High-dimensional QKD with abstract mutually unbiased bases

Question

In trying to understand the mathematical details of high-dimensional QKD with few mutually unbiased bases. First, prepare a state $|\psi\rangle \in H^d$ as a linear combination of a first orthonormal basis $A$. Then use a second mutually unbiased basis B as the Hamiltonian POVM operator.

What is the probability of observing the value associated to $|b_i \rangle$? The probability is $\frac{1}{d}$.

$\langle \psi | b_i \rangle \langle b_i | \psi \rangle = (\sum_s \alpha_s^* \langle a_s|b_i\rangle) (\sum_t \alpha_t \langle b_i |a_t\rangle) = \sum_j \alpha_j^* \alpha_j \langle a_j|b_i\rangle \langle b_i |a_j\rangle + \sum_{s \neq t} \alpha_s^* \alpha_t \langle a_s|b_i\rangle \langle b_i |a_t\rangle = \frac{1}{d}$.

Since $|\langle a_s|b_i\rangle|^2 = \frac{1}{d}$ (mutually unbiased bases), the first summation with the index $j$ is simply $\frac{1}{d}$.

But the problem, I do not see why the second summation with the indices $s \neq t$ is equal to $0$. The phases of each element should cancel out ($\langle a_s|b_i\rangle = e^{i\theta} \cdot 1/ \sqrt{d}$).Furthermore, can I derive this result without having to deal explicitly with the phases?

Answer 1

There should be additional restrictions on $|\psi\rangle$ for this to hold. The counter example that comes to mind is $|a_i\rangle = |i\rangle$ and $|s_i\rangle = Z^i |+\rangle$. We can write $|\psi\rangle = \frac{1}{\sqrt{2}}|0\rangle+\frac{1}{\sqrt{2}}|1\rangle$ which is written with respect to basis $A$ but of course if we measure in basis $B$ the outcome is always $0$.

This isn't too surprising $A$ is a basis, so the property that any state $|\psi\rangle$ can be written as a linear combination of $|a_i\rangle $ is always true and the result of measuring $|\psi\rangle$ in the B basis should be independent of the fact other Bases exist.

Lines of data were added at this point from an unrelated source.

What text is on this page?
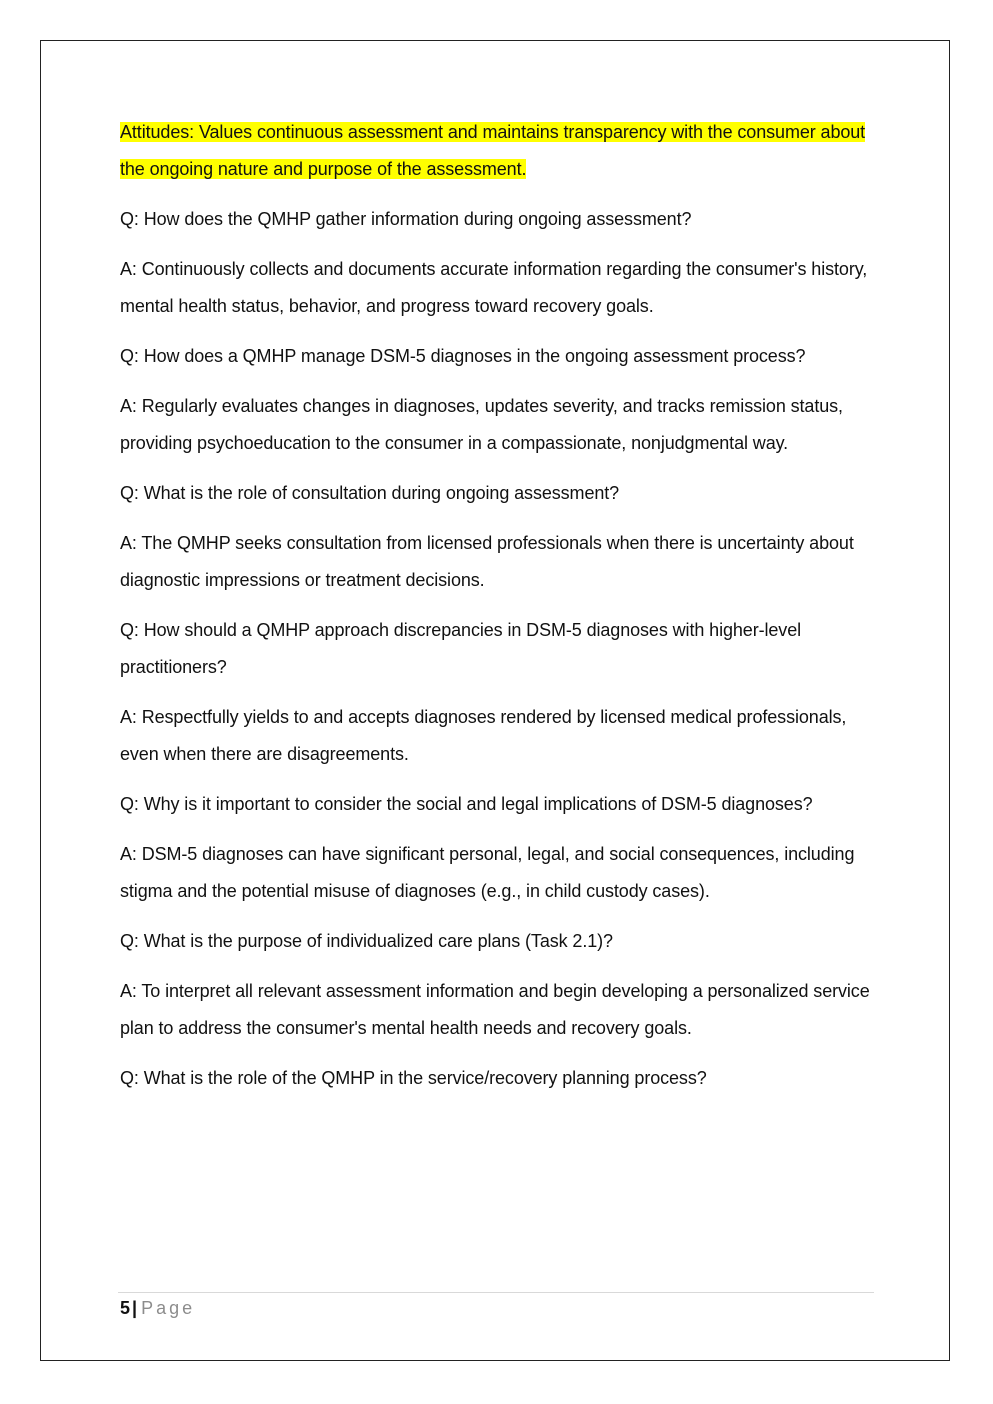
Attitudes: Values continuous assessment and maintains transparency with the consumer about the ongoing nature and purpose of the assessment.

Q: How does the QMHP gather information during ongoing assessment?

A: Continuously collects and documents accurate information regarding the consumer's history, mental health status, behavior, and progress toward recovery goals.

Q: How does a QMHP manage DSM-5 diagnoses in the ongoing assessment process?

A: Regularly evaluates changes in diagnoses, updates severity, and tracks remission status, providing psychoeducation to the consumer in a compassionate, nonjudgmental way.

Q: What is the role of consultation during ongoing assessment?

A: The QMHP seeks consultation from licensed professionals when there is uncertainty about diagnostic impressions or treatment decisions.

Q: How should a QMHP approach discrepancies in DSM-5 diagnoses with higher-level practitioners?

A: Respectfully yields to and accepts diagnoses rendered by licensed medical professionals, even when there are disagreements.

Q: Why is it important to consider the social and legal implications of DSM-5 diagnoses?

A: DSM-5 diagnoses can have significant personal, legal, and social consequences, including stigma and the potential misuse of diagnoses (e.g., in child custody cases).

Q: What is the purpose of individualized care plans (Task 2.1)?

A: To interpret all relevant assessment information and begin developing a personalized service plan to address the consumer's mental health needs and recovery goals.

Q: What is the role of the QMHP in the service/recovery planning process?

5 | Page
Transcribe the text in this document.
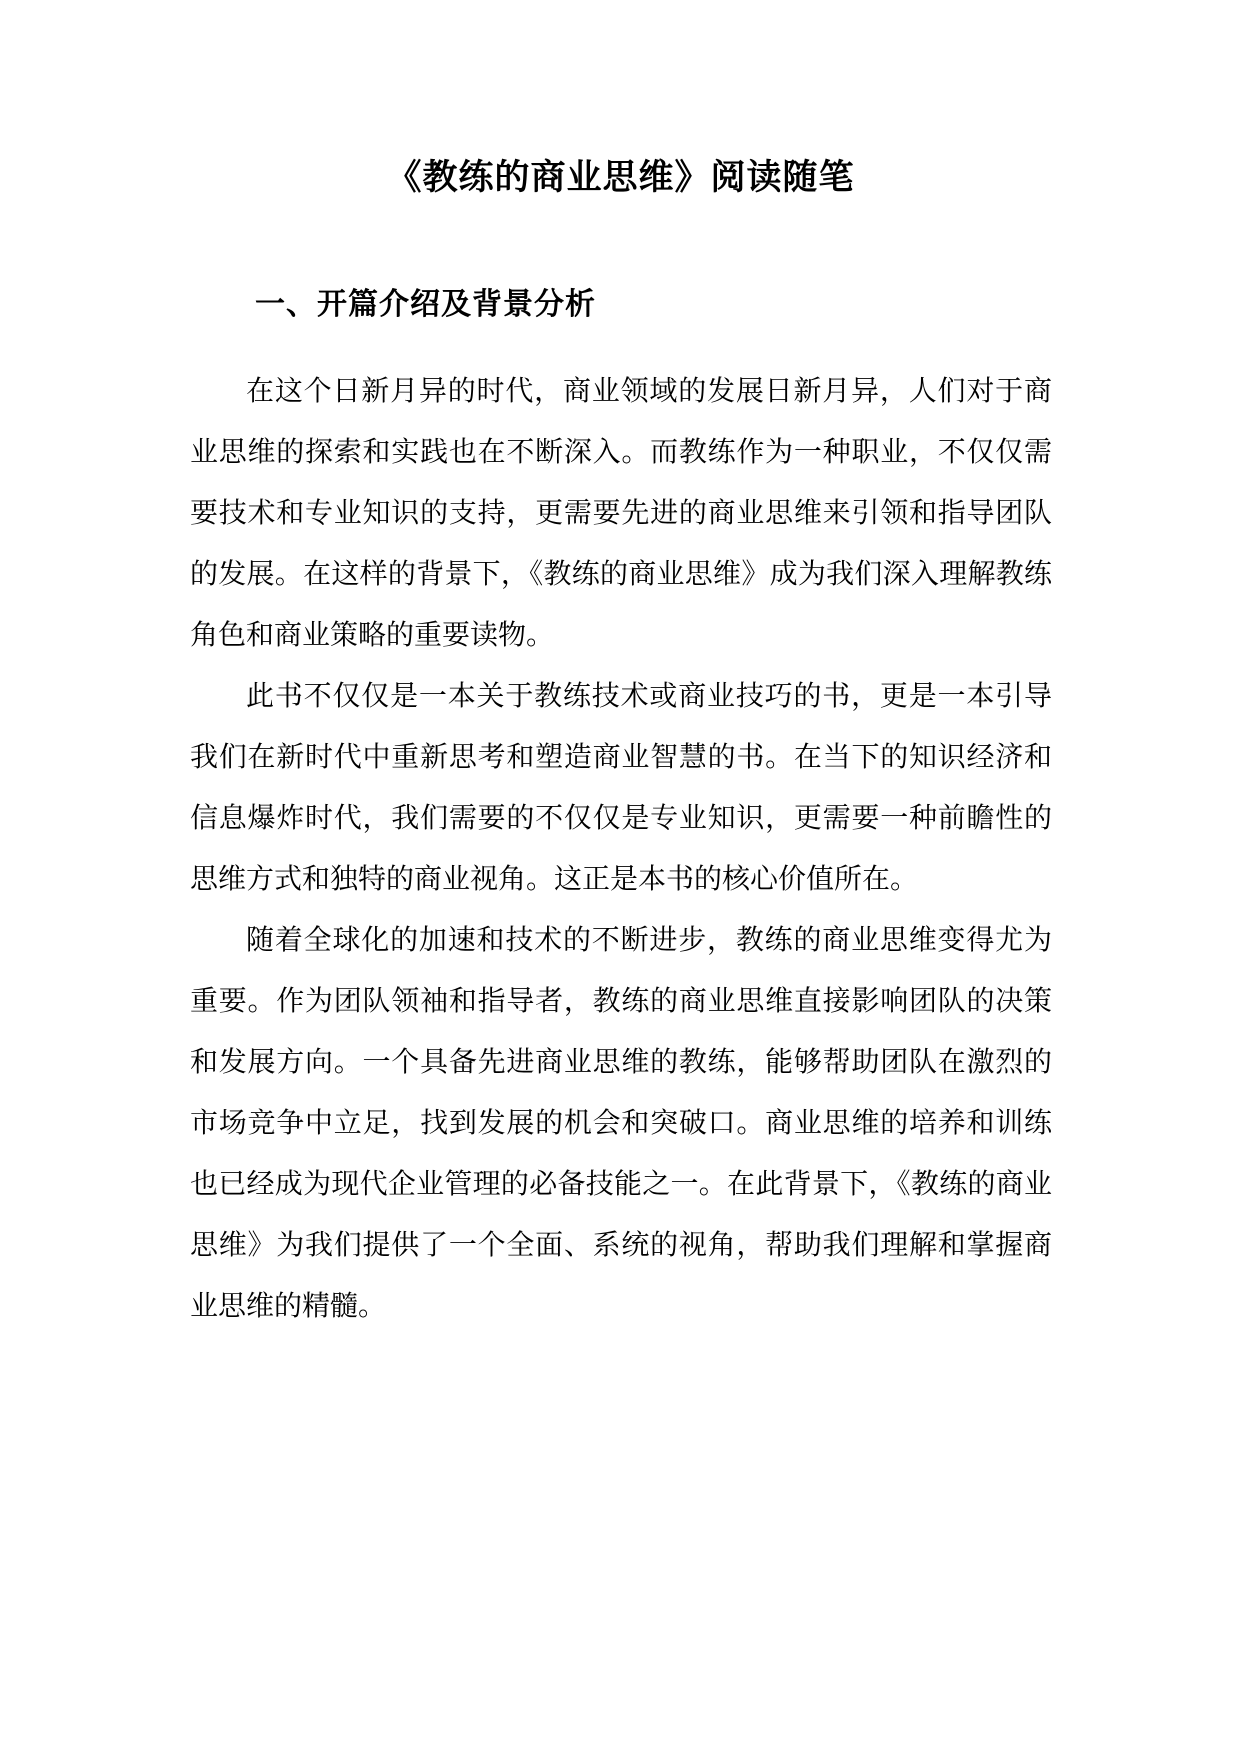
《教练的商业思维》阅读随笔
一、开篇介绍及背景分析

在这个日新月异的时代，商业领域的发展日新月异，人们对于商业思维的探索和实践也在不断深入。而教练作为一种职业，不仅仅需要技术和专业知识的支持，更需要先进的商业思维来引领和指导团队的发展。在这样的背景下，《教练的商业思维》成为我们深入理解教练角色和商业策略的重要读物。

此书不仅仅是一本关于教练技术或商业技巧的书，更是一本引导我们在新时代中重新思考和塑造商业智慧的书。在当下的知识经济和信息爆炸时代，我们需要的不仅仅是专业知识，更需要一种前瞻性的思维方式和独特的商业视角。这正是本书的核心价值所在。

随着全球化的加速和技术的不断进步，教练的商业思维变得尤为重要。作为团队领袖和指导者，教练的商业思维直接影响团队的决策和发展方向。一个具备先进商业思维的教练，能够帮助团队在激烈的市场竞争中立足，找到发展的机会和突破口。商业思维的培养和训练也已经成为现代企业管理的必备技能之一。在此背景下，《教练的商业思维》为我们提供了一个全面、系统的视角，帮助我们理解和掌握商业思维的精髓。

I'm guessing the original question was about measuring any state $|a_i\rangle$ in the B basis which as you showed, will yield a uniformly random result.

Answer 2

Effectively, I arrived overnight with the same kind of answer. I was looking too much to the problem of the Mutually Unbiased Bases (MUB) and I was forgiving the original problem (the QKD). In the original BB84 protocol, the two MUB are $(|0\rangle , |1\rangle)$ and $(|+\rangle , |-\rangle)$. So, Alice (the source) choses a basis, and then sends any vector of that basis. If Bob (the legitimate destination) measures the received quantum state in the same basis, he will retrieve the exact vector with probability 1. If he choses the other basis, he will retrieve any vector of that basis with probability 0.5. So the protocol sends a vector of one of the bases and not a linear combination of these vectors. This is the mistake that I did.

I was trying to forge a state of the form $\alpha |0\rangle + \beta |1\rangle$ which measurement with the basis $(|+\rangle , |-\rangle)$ gives either vector with probability 0.5. This is rarely possible. Simply consider the example $0.8 |0\rangle + 0.6 |1\rangle$ - the sum of the squared coefficients is equal to 1, as expected. In such a case, measuring that state with the basis $(|+\rangle , |-\rangle)$ gives $|+\rangle$ with probability 0.98 and $|-\rangle$ with probability 0.02. The error was abstracting the choice of the MUB, and forgiving the classic ones.